Streamers are not allowed to expose “genitals or buttocks”, Twitch says in the new rules, nor can they show the “visible outline of genitals, even when covered”. For even more extreme specificity, here you go: all streamers must “must cover the area extending from your hips to the bottom of your pelvis and buttocks”.
“For those who present as women” – I cannot believe Twitch did not learn the lesson of ‘female-presenting nipples – “we ask that you cover your nipples. We do not permit exposed underbust. Cleavage is unrestricted as long as these coverage requirements are met.” Relevant “coverage” must also be opaque – no see-through clothes to smoothly expose your junk, sorry.
There are specific exceptions to the rules here and there. IRL streamers won’t be on the hook if, say, a streaker runs by in the background, but they will be expected to take action to avoid that sort of thing. Swimsuits are fine if you’re on a beach, body-painting is fine as long as women have pasties and everyone has their butts and genitals covered. Also, you’re fine if you’re “actively breastfeeding a child on stream.”

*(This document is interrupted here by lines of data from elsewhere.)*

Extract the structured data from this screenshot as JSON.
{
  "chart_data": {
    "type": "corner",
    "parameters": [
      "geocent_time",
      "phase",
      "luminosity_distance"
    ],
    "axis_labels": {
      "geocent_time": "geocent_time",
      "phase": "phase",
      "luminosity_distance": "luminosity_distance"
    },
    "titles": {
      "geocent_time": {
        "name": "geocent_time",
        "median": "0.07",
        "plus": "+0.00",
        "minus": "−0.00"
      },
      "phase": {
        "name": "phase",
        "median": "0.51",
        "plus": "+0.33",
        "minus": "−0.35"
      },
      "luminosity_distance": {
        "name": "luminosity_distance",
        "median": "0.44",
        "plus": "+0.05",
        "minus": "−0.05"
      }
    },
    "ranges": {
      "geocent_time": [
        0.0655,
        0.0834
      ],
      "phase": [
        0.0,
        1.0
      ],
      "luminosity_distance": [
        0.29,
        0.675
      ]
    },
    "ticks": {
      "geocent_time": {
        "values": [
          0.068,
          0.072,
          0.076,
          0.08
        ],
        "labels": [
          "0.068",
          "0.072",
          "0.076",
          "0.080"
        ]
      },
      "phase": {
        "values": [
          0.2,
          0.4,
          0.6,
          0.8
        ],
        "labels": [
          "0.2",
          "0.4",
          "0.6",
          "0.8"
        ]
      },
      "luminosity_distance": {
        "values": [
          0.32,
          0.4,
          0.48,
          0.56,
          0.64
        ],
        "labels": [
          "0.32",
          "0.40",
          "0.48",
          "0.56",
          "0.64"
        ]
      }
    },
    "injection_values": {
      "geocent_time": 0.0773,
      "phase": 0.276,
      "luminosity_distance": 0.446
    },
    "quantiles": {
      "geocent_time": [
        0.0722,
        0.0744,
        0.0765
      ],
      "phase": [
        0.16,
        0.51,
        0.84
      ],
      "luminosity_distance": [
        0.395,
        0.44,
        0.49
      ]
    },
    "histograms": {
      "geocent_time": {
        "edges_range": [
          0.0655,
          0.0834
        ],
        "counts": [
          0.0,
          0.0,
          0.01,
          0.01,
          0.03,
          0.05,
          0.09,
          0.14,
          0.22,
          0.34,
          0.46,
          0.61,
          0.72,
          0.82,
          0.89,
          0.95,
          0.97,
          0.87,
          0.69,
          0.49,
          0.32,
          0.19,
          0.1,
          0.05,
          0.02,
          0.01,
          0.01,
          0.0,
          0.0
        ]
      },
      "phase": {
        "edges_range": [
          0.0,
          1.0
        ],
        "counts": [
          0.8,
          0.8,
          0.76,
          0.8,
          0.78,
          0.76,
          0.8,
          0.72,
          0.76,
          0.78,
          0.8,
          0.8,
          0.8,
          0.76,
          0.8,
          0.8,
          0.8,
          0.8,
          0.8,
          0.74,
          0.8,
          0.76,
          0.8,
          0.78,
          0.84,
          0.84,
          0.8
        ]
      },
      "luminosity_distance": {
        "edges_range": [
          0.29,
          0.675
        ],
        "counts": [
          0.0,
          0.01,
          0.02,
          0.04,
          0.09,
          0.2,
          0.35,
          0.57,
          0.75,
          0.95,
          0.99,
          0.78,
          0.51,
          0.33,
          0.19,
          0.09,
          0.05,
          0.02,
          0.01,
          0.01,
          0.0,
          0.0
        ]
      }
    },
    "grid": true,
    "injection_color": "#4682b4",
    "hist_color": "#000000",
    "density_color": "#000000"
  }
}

Probably gonna want to avoid streaming any sex games, though.
Previous versions of the rules were focused on context, with phrasing like attire “should be appropriate for a public street, mall, or restaurant”. That didn’t do much to either make the rules clear or dissuade some viewers from harassing women of perceived violations. Hopefully, the substantially more specific rules will help – and if nothing else, it’s given us delightfully ludicrous terms like ‘unrestricted cleavage’.